What an imagination?. Landlord is a she/owner, disabled with a stroke and something. I paid a small fee to consult an attorney today through a hotline, the attorney did not give encouraging advice, basically told that I can negotiate for installments and pay all the backdated fees and rent and be done with or I'll be liable to later pay a lot more than what I would owe now. But reading through here, it seems I have options to not pay.
If there is no paper trail, no written requests to pay the rent, no request to pay late fees, then the landlord would have a hard time proving his case at trial.
You could test the landlords resolve by sending him a check for a few hundred bucks or more with the stipulation that "The cashing or depositing of this check #xxx for the amount of $xxx satisfies all debts between xxxx and xxxx." ...And see what happens.
What appears to be lost in this thread is that the OP is trying to get his security deposit back. If the landlord deducts more from the security deposit than the op thinks is right, he must sue the landlord in small claims court, where the landlord could counter claim for any deductions he did not take.
The date of deposit of a check is not "meaningless". It would be a fact that helps to establish when the payment was made. At the very least you can say that the payment was made no later than that date. And coupled with evidence of what the landlord's practice was in depositing rent checks it could very well establish that the check was late. The date the tenant put on the check would be useful too. If the date on the check itself is past the date the rent is due then the landlord has pretty good evidence of the late payment. Even without all that the landlord's own testimony as to when the rent was received is evidence that the court may consider. If the landlord's testimony is believed over that of the tenant that alone could carry the day. Naturally the better the evidence the landlord has the better his case for the late payment is, and prompt written notices of a late payment would certainly help. But a landlord could still prove it without having sent those notices. As always, the totality of the evidence on each side and how persuasive that evidence is matters.
Funny how in some cases you claim a plaintiff needs written proof and now you say his word is like gold...even going back 3+ years.
You are being inconsistent to say the least. If I was the judge, I'd tell the landlord what the IRS would tell him under similar scrutiny..."KEEP BETTER RECORDS...OR ELSE! And at least act like a professional landlord and notify people when they owe you money."
As I said, the date of the deposit is not meaningless. You are correct in that the date of deposit by itself it won't prove the date the the check was received, but it is not necessarily "worthless" as you claimed. Along with other evidence, like evidence of the landlord's practice in depositing checks, it can be useful for proving the payment was late. The same with the date the tenant put on the check. If the date the tenant put on the check was after the date the payment was due it's pretty hard for the tenant to argue the payment was timely, after all.
Of course that's a harder case for the landlord. But again, if the court believes him over the tenant — if the landlord is more persuasive — the landlord can still win that. It'd be better for the landlord to have more to back him up, but it's not automatic he'd lose.

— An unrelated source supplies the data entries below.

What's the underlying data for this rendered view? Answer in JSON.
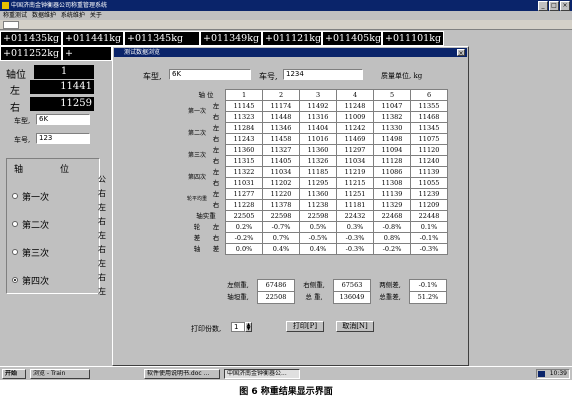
{
  "app": {
    "title": "中国济南金钟衡器公司称重管理系统",
    "menu": [
      "称重测试",
      "数据维护",
      "系统维护",
      "关于"
    ]
  },
  "weights_row1": [
    "+011435kg",
    "+011441kg",
    "+011345kg",
    "+011349kg",
    "+011121kg",
    "+011405kg",
    "+011101kg"
  ],
  "weights_row2": [
    "+011252kg",
    "+"
  ],
  "left_panel": {
    "axis_label": "轴位",
    "axis_value": "1",
    "left_label": "左",
    "left_value": "11441",
    "right_label": "右",
    "right_value": "11259",
    "model_label": "车型,",
    "model_value": "6K",
    "carno_label": "车号,",
    "carno_value": "123",
    "group_label": "轴",
    "group_label2": "位",
    "radios": [
      {
        "label": "第一次",
        "selected": false
      },
      {
        "label": "第二次",
        "selected": false
      },
      {
        "label": "第三次",
        "selected": false
      },
      {
        "label": "第四次",
        "selected": true
      }
    ],
    "side_chars": [
      "公",
      "右",
      "左",
      "右",
      "左",
      "右",
      "左",
      "右",
      "左"
    ]
  },
  "dialog": {
    "title": "测试数据浏览",
    "close": "×",
    "model_label": "车型,",
    "model_value": "6K",
    "carno_label": "车号,",
    "carno_value": "1234",
    "unit_label": "质量单位, kg",
    "axis_header": "轴 位",
    "axis_numbers": [
      "1",
      "2",
      "3",
      "4",
      "5",
      "6"
    ],
    "groups": [
      {
        "label": "第一次",
        "rows": [
          {
            "side": "左",
            "values": [
              "11145",
              "11174",
              "11492",
              "11248",
              "11047",
              "11355"
            ]
          },
          {
            "side": "右",
            "values": [
              "11323",
              "11448",
              "11316",
              "11009",
              "11382",
              "11468"
            ]
          }
        ]
      },
      {
        "label": "第二次",
        "rows": [
          {
            "side": "左",
            "values": [
              "11284",
              "11346",
              "11404",
              "11242",
              "11330",
              "11345"
            ]
          },
          {
            "side": "右",
            "values": [
              "11243",
              "11458",
              "11016",
              "11469",
              "11498",
              "11075"
            ]
          }
        ]
      },
      {
        "label": "第三次",
        "rows": [
          {
            "side": "左",
            "values": [
              "11360",
              "11327",
              "11360",
              "11297",
              "11094",
              "11120"
            ]
          },
          {
            "side": "右",
            "values": [
              "11315",
              "11405",
              "11326",
              "11034",
              "11128",
              "11240"
            ]
          }
        ]
      },
      {
        "label": "第四次",
        "rows": [
          {
            "side": "左",
            "values": [
              "11322",
              "11034",
              "11185",
              "11219",
              "11086",
              "11139"
            ]
          },
          {
            "side": "右",
            "values": [
              "11031",
              "11202",
              "11295",
              "11215",
              "11308",
              "11055"
            ]
          }
        ]
      },
      {
        "label": "轮平均重",
        "rows": [
          {
            "side": "左",
            "values": [
              "11277",
              "11220",
              "11360",
              "11251",
              "11139",
              "11239"
            ]
          },
          {
            "side": "右",
            "values": [
              "11228",
              "11378",
              "11238",
              "11181",
              "11329",
              "11209"
            ]
          }
        ]
      }
    ],
    "axle_weight": {
      "label": "轴实重",
      "values": [
        "22505",
        "22598",
        "22598",
        "22432",
        "22468",
        "22448"
      ]
    },
    "diff_label1": "轮",
    "diff_label2": "差",
    "diff_rows": [
      {
        "side": "左",
        "values": [
          "0.2%",
          "-0.7%",
          "0.5%",
          "0.3%",
          "-0.8%",
          "0.1%"
        ]
      },
      {
        "side": "右",
        "values": [
          "-0.2%",
          "0.7%",
          "-0.5%",
          "-0.3%",
          "0.8%",
          "-0.1%"
        ]
      }
    ],
    "axle_diff": {
      "label1": "轴",
      "label2": "差",
      "values": [
        "0.0%",
        "0.4%",
        "0.4%",
        "-0.3%",
        "-0.2%",
        "-0.3%"
      ]
    },
    "summary": [
      {
        "l1": "左侧重,",
        "v1": "67486",
        "l2": "右侧重,",
        "v2": "67563",
        "l3": "两侧差,",
        "v3": "-0.1%"
      },
      {
        "l1": "轴坦重,",
        "v1": "22508",
        "l2": "总 重,",
        "v2": "136049",
        "l3": "总重差,",
        "v3": "51.2%"
      }
    ],
    "copies_label": "打印份数,",
    "copies_value": "1",
    "print_button": "打印[P]",
    "cancel_button": "取消[N]"
  },
  "taskbar": {
    "start": "开始",
    "items": [
      "浏览 - Train",
      "软件使用说明书.doc ...",
      "中国济南金钟衡器公..."
    ],
    "clock": "10:39"
  },
  "caption": "图 6   称重结果显示界面"
}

Reread what I wrote, Harold. Nowhere did I say his word was "gold". Far from it. What I am saying is that I disagree with your earlier contention that the date of deposit is "worthless". It's not worthless. A good lawyer can combine that with other evidence (if it exists) to make a good case that the payment was late. Thus, as I said before, how it goes for the landlord depends very much on the totality of the evidence presented and how convincing that evidence is. I'm not saying the landlord automatically wins. I'm saying that your statements that the date of the deposit is "worthless" and that the landlords testimony is similarly worthless is wrong. They do have value. They are evidence that can help the fact finder determine what the deal was. How much weight the fact finder puts on it is, of course, up to that fact finder (judge or jury). Each one is going to view it a bit differently. So from what we know so far the landlord isn't automatically going to win on this issue, but neither will he automatically lose as you seem to contend.
Ah, but that's the thing, isn't it, Harold? You aren't going to be the judge that hears the case. Evidence that you would discount might not be discounted by the judge that actually hears it. Neither you nor I knows whether the judge/jury will find that the payment was late because neither you nor I have (1) seen all the evidence that will be presented and (2) know anything about the judge (or jury) who would decide the case.
The whole trial was just retarded yet I had to sit there and watch a good man get lynched by the system. But anyway, I watched that prosecutor stand up with my letter in hand and make one flimsy response after another after each point. I understand now what happened, just like at my trial. It is in a lawyer's blood and duty to just say anything to rebut any point put at them, regardless of how weak it may sound. Because, to say nothing in return is the worst for a lawyer. Even a comment like "I love my mother." A good lawyer could argue that nobody loves their mother. Or that the sky is not blue. Or the best of all lawyer comeback slogans was "if the glove don't fit..." I'd bet that every lawyer saw that as the best statement of all time, yet it was total BS.
IOW, one must be highly critical when listening to a lawyer because they argue for sport and purpose, not from truth. Nothing personal. I am not nearly as attached to what I build as my customer is. I will do anything to get the job done, just as a lawyer will say anything to win regardless of how the truth is slanted and misrepresented.